The new Conservative leader has criticized payroll taxes, but these primarily go toward services that help the working Canadians and seniors he’s talking about — those of us hit hardest by inflation, corporate price hikes and higher interest rates. In fact, we’ve shown how a pharmacare program funded through a flat 1.1 per cent payroll tax could save working-class households hundreds of dollars every year.

Poilievre’s complaints about “elites” chafes against his adherence to a “no new taxes” policy, which rejects addressing the egregiously unfair tax exemption for capital gains. While workers are taxed on every dollar they earn, only half of the money that elite owners get from buying and selling shares is subject to tax. As of 2019, capital gains accounted for almost a third of the income realized by the top one per cent.

And Poilievre seems to miss (or deliberately omit) the fact that a majority of Canadians, including conservatives, want to know why those who sit at the top of the income and wealth brackets aren’t paying their fair share. It’s a reflection of a harsh reality. Our economic system has allowed for wealth to be amassed by a concentrated group, while relative taxes they pay continue to decline.

According to the parliamentary budget officer, the top one per cent of Canadian households hold a quarter of the all of the wealth, while the bottom 40 per cent have a mere 1.1 per cent of the wealth. Decades of regressive tax measures, particularly lower rates of tax on business and capital, have had a significant role to play in wealth inequality. Progressive adjustments to our tax system could help reduce it.

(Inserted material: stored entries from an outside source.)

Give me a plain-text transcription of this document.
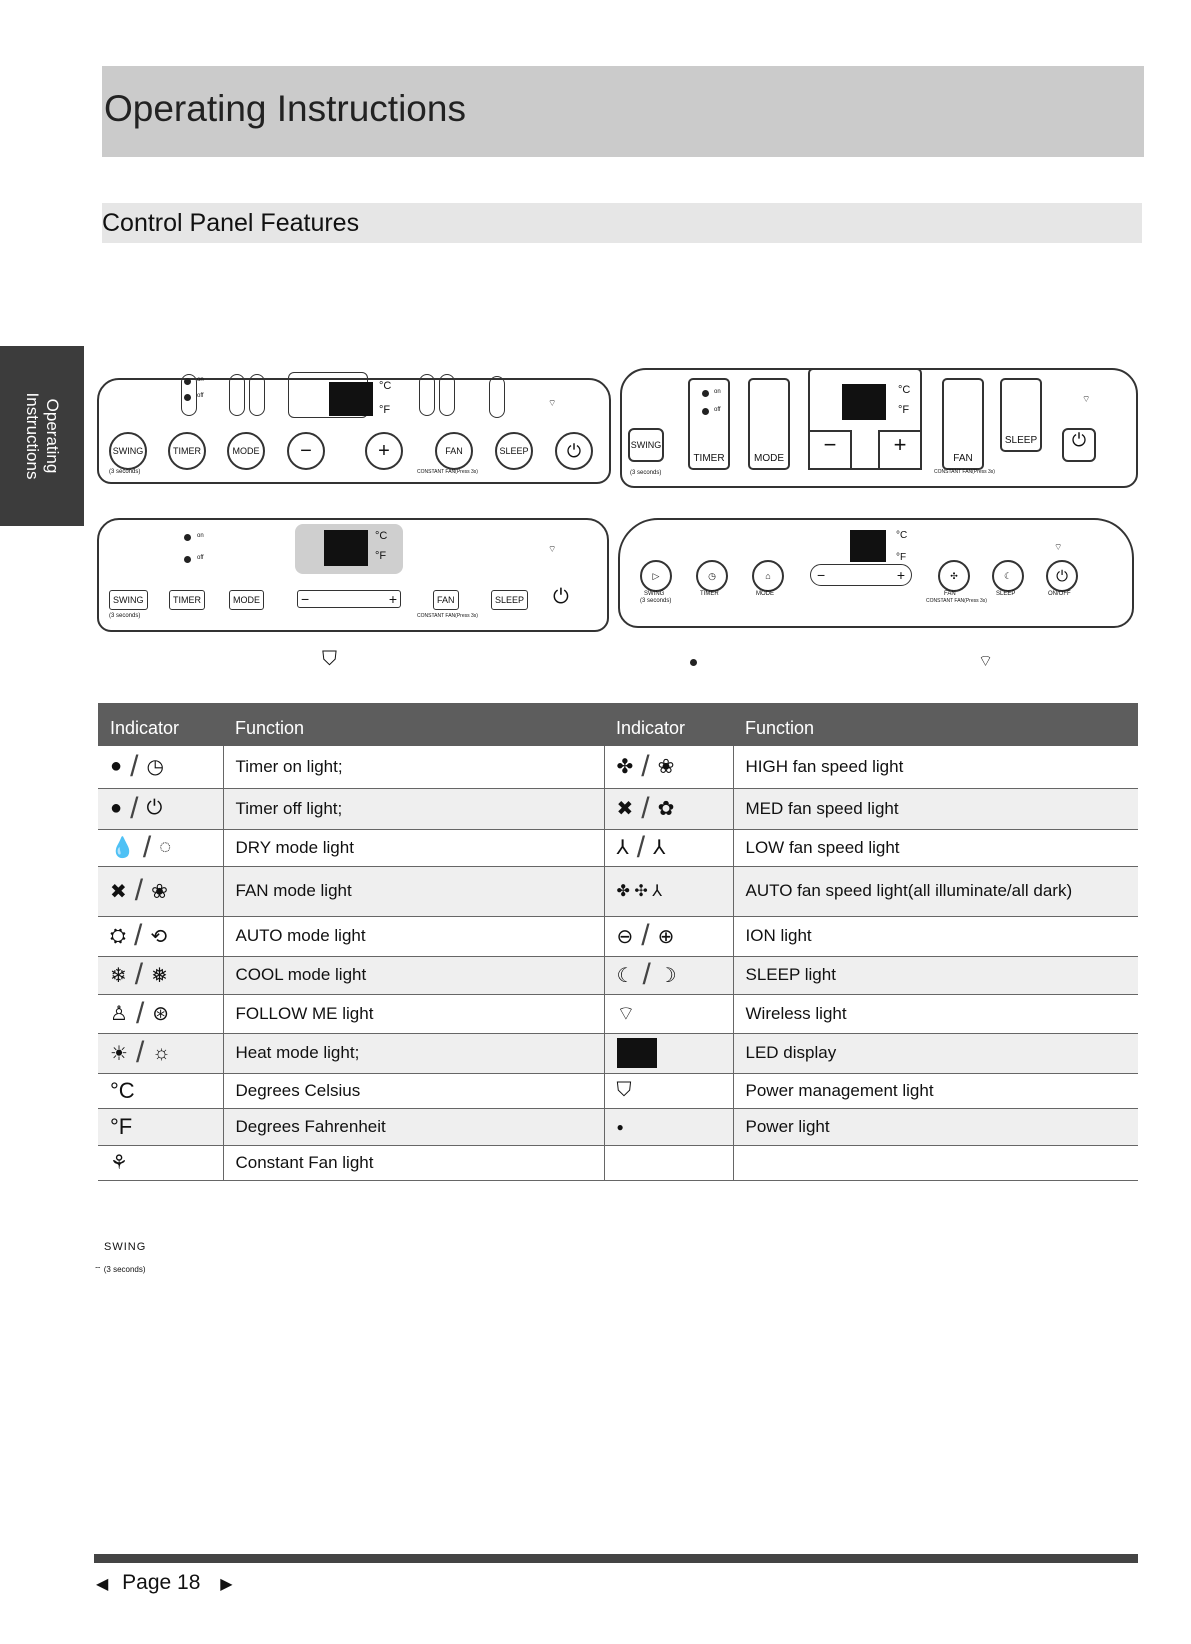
Operating Instructions
Control Panel Features
Operating
Instructions
on
off
°C
°F
⌔
SWING
(3 seconds)
TIMER	MODE −	+	FAN
CONSTANT FAN(Press 3s)
SLEEP ⏻
on
off
TIMER	MODE
°C
°F
−	+
FAN
CONSTANT FAN(Press 3s)
SLEEP
⌔
⏻
SWING
(3 seconds)
on
off
°C
°F
⌔
SWING
(3 seconds)
TIMER	MODE	−	+	FAN
CONSTANT FAN(Press 3s)
SLEEP ⏻
°C
°F
⌔
▷
SWING
(3 seconds)
◷
TIMER
⌂
MODE
−	+	✣
FAN
CONSTANT FAN(Press 3s)
☾
SLEEP
⏻
ON/OFF
⛉	⌔
Indicator	Function	Indicator	Function

● / ◷	Timer on light;	✤ / ❀	HIGH fan speed light

● / ⏻	Timer off light;	✖ / ✿	MED fan speed light

💧 / ◌	DRY mode light	⅄ / ⅄	LOW fan speed light

✖ / ❀	FAN mode light	✤ ✣ ⅄	AUTO fan speed light(all illuminate/all dark)

⛭ / ⟲	AUTO mode light	⊖ / ⊕	ION light

❄ / ❅	COOL mode light	☾ / ☽	SLEEP light

♙ / ⊛	FOLLOW ME light	⌔	Wireless light

☀ / ☼	Heat mode light;		LED display

°C	Degrees Celsius	⛉	Power management light

°F	Degrees Fahrenheit	●	Power light

⚘	Constant Fan light		
SWING
⌔ (3 seconds)
◀ Page 18 ▶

Yet it seems no amount of wealth disparity or empirical evidence can sidetrack Poilievre from his mission to make tax a four-letter word. From his entry into Reform Party politics as a teenager in the 1990s, to his support for Harper’s huge and controversial corporate tax cuts, to his vote against a wealth tax, Poilievre has at least been consistent.

Government spending and inflation

Beyond the contradictions on revenue, Poilievre’s defence of working Canadians also contradict his positions on spending.

Government spending during the pandemic could hardly be called irresponsible, as Poilievre suggests. While not perfect, most would agree that it provided needed financial support to Canadians, stopped our health system from crashing, and kept Canada in a decent economic position for a quick recovery.

It’s also foolish to blame government spending for the inflation we are experiencing right now. There are many factors contributing to Canada’s inflation, including the corporate profiteering driving up consumer prices. On that, Poilievre is silent.

In truth, 50 years of experience with our low-tax market-based economy has done little to create inclusive prosperity, and instead worsened inequality.

Poilievre’s grand desire to bring the Conservative party back to a low-tax, small-government, free-market ideology — and proposal that doing so will somehow help low- and middle-income people — just doesn’t hold with the facts.

Katrina Miller is executive director of Canadians for Tax Fairness.